The freeze on payments will last until the end of next year.
Hungary introduced a three-pillar pension system in the mid-1990s, under which contributions to private pension funds are channelled through the social security system.
Employees and employers' contributions are paid to the state tax authorities, which has until now allocated a proportion of the transfers to the state pillar and transferred the remainder to the employees' chosen pension insurer.
Though the pension system as a whole incorporates both private and state elements, individual pension funds are privately incorporated entities.
In a statement, Stabilitas, the Hungarian pension fund association, said the move was tantamount to "taking the assets of more than Ft2,700bn held by 3m fund members".
Ilona Juhász, the association's secretary-general, said: "These moves involving the pension funds are a kind of hidden nationalisation reminiscent of the 1950s."
No details of the planned legislation have yet been given, though it is widely assumed that, unless existing members choose to transfer their accumulated savings into the state system in exchange for the promise of a state pension, existing assets will remain in the funds.
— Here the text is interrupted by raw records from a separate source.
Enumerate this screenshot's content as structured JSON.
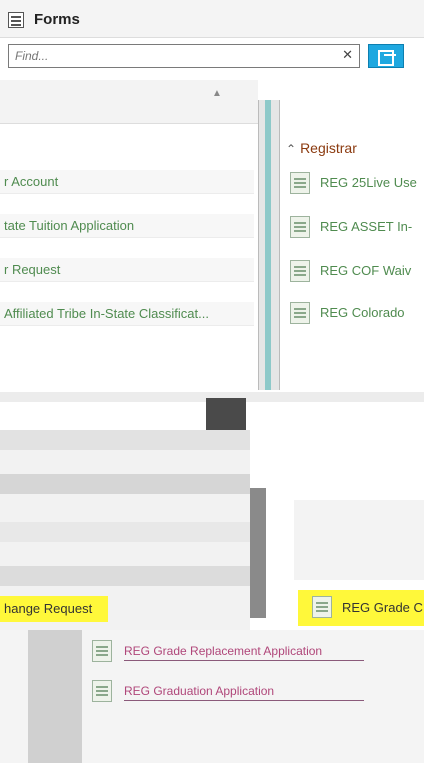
{
  "header": {
    "title": "Forms",
    "icon": "forms-icon"
  },
  "search": {
    "placeholder": "Find...",
    "filter_icon": "filter-icon"
  },
  "left_list": {
    "items": [
      {
        "label": "r Account"
      },
      {
        "label": "tate Tuition Application"
      },
      {
        "label": "r Request"
      },
      {
        "label": "Affiliated Tribe In-State Classificat..."
      }
    ]
  },
  "registrar": {
    "heading": "Registrar",
    "items": [
      {
        "label": "REG 25Live Use"
      },
      {
        "label": "REG ASSET In-"
      },
      {
        "label": "REG COF Waiv"
      },
      {
        "label": "REG Colorado"
      }
    ]
  },
  "highlighted": {
    "left_label": "hange Request",
    "right_label": "REG Grade C"
  },
  "bottom_list": {
    "items": [
      {
        "label": "REG Grade Replacement Application"
      },
      {
        "label": "REG Graduation Application"
      }
    ]
  },
  "colors": {
    "highlight": "#fff83a",
    "accent": "#1fa8e0",
    "link_green": "#4f8b4f",
    "section_heading": "#8b3a0f"
  }
}
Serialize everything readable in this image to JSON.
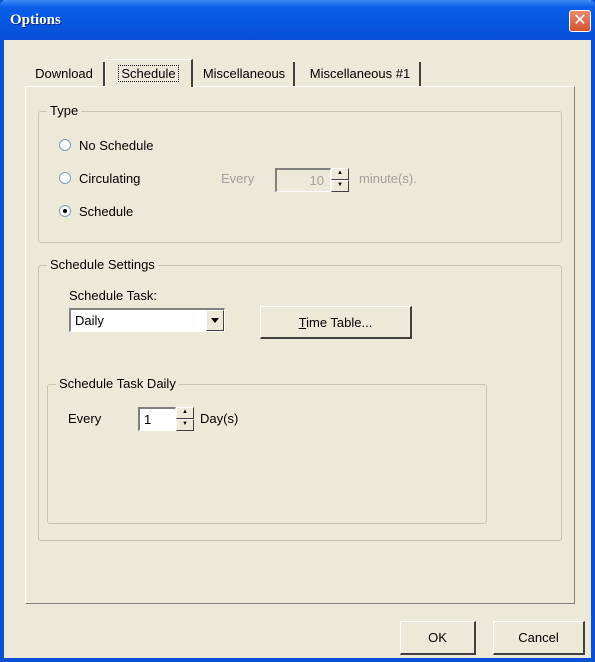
{
  "window": {
    "title": "Options",
    "close_symbol": "✕"
  },
  "tabs": [
    {
      "label": "Download",
      "selected": false
    },
    {
      "label": "Schedule",
      "selected": true
    },
    {
      "label": "Miscellaneous",
      "selected": false
    },
    {
      "label": "Miscellaneous #1",
      "selected": false
    }
  ],
  "type_group": {
    "label": "Type",
    "options": [
      {
        "label": "No Schedule",
        "selected": false
      },
      {
        "label": "Circulating",
        "selected": false
      },
      {
        "label": "Schedule",
        "selected": true
      }
    ],
    "circulating": {
      "every_label": "Every",
      "value": "10",
      "unit": "minute(s).",
      "enabled": false
    }
  },
  "schedule_settings": {
    "label": "Schedule Settings",
    "task_label": "Schedule Task:",
    "task_value": "Daily",
    "time_table_prefix": "",
    "time_table_mnemonic": "T",
    "time_table_rest": "ime Table...",
    "daily": {
      "label": "Schedule Task Daily",
      "every_label": "Every",
      "value": "1",
      "unit": "Day(s)"
    }
  },
  "footer": {
    "ok_label": "OK",
    "cancel_label": "Cancel"
  },
  "icons": {
    "spin_up": "up-arrow-icon",
    "spin_down": "down-arrow-icon",
    "dropdown": "chevron-down-icon"
  }
}
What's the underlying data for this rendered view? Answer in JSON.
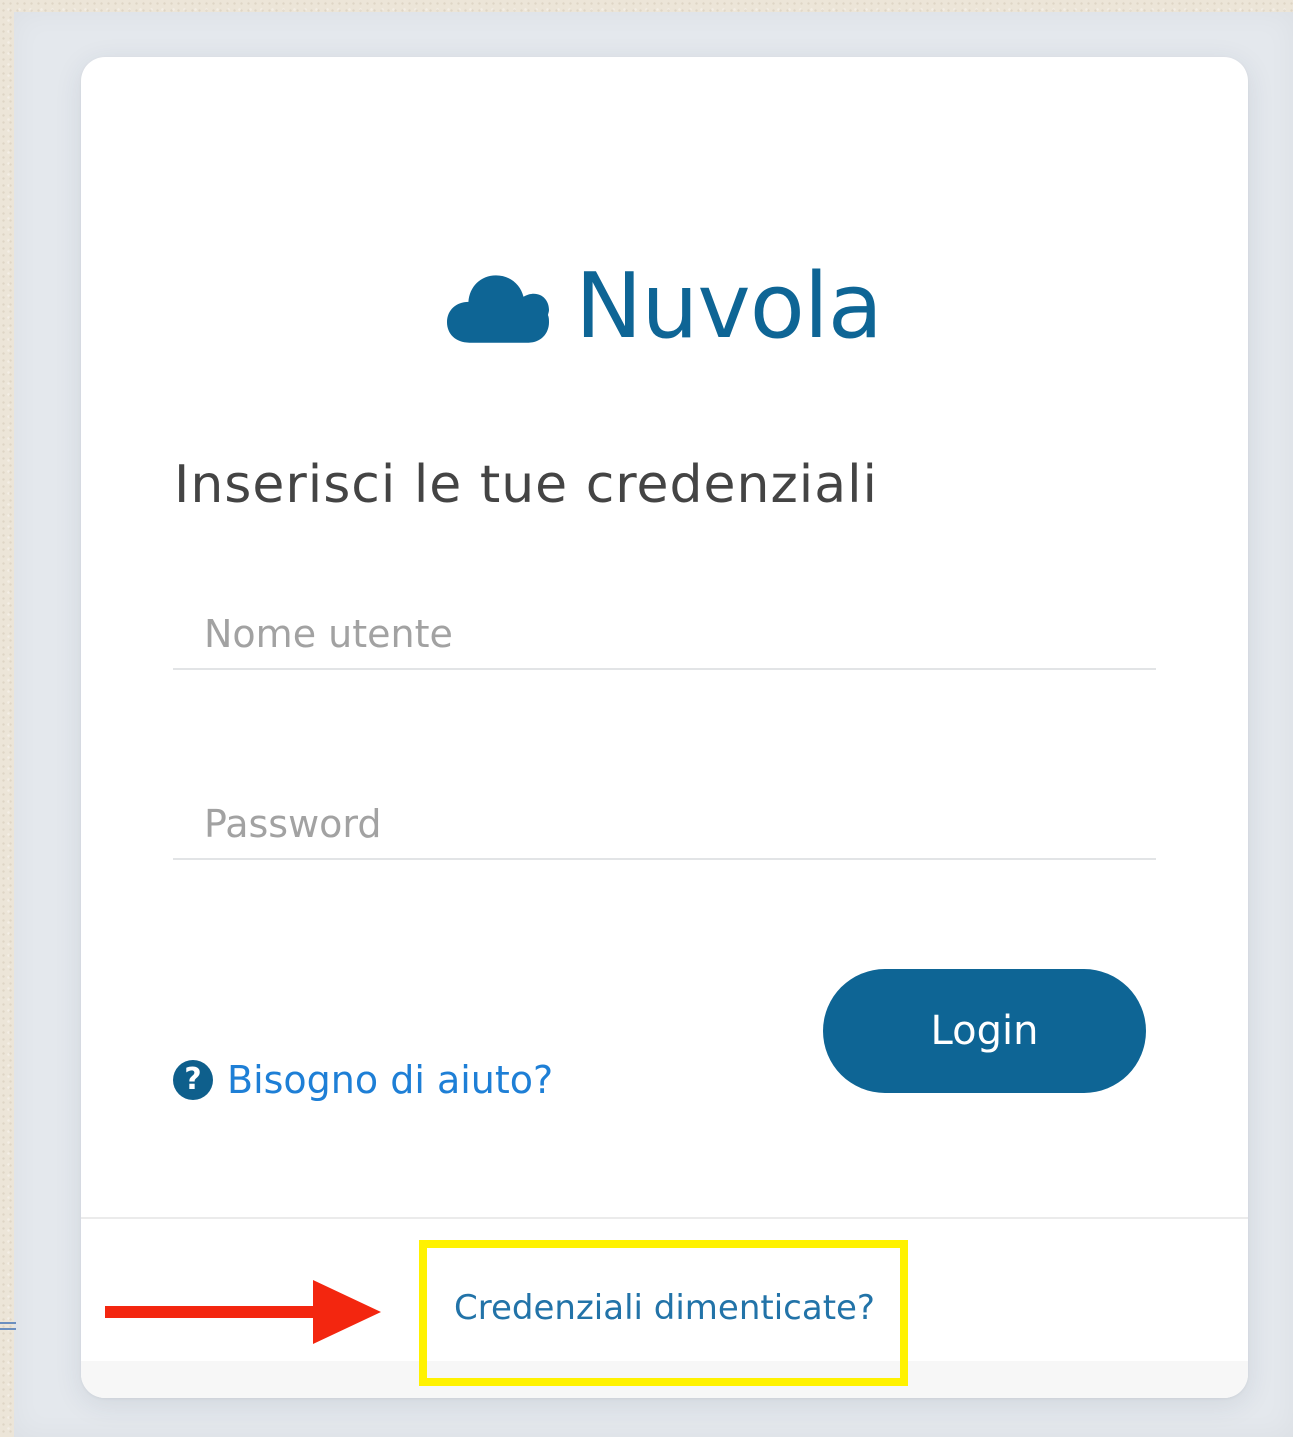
{
  "brand": {
    "name": "Nuvola",
    "icon": "cloud-icon",
    "color": "#0e6595"
  },
  "form": {
    "heading": "Inserisci le tue credenziali",
    "username_placeholder": "Nome utente",
    "password_placeholder": "Password",
    "help_icon": "question-circle-icon",
    "help_label": "Bisogno di aiuto?",
    "login_label": "Login"
  },
  "footer": {
    "forgot_label": "Credenziali dimenticate?"
  },
  "annotations": {
    "highlight_color": "#fff200",
    "arrow_color": "#f3260f"
  }
}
However, the country's pension funds are going through a difficult period. In the first half of this year, the funds made a combined loss of Ft643m (€2.4m).
These losses will rise if the funds have to manage their existing assets without any new inflows for the next 14 months.
Though Hungarian funds are owned by their members, the largest bear the branding of major insurers and banks, including Aegon, Axa and OTP, to whom they pay a management fee.
According to the financial daily Napi Gazdaság, these major funds are considering taking legal action against the government.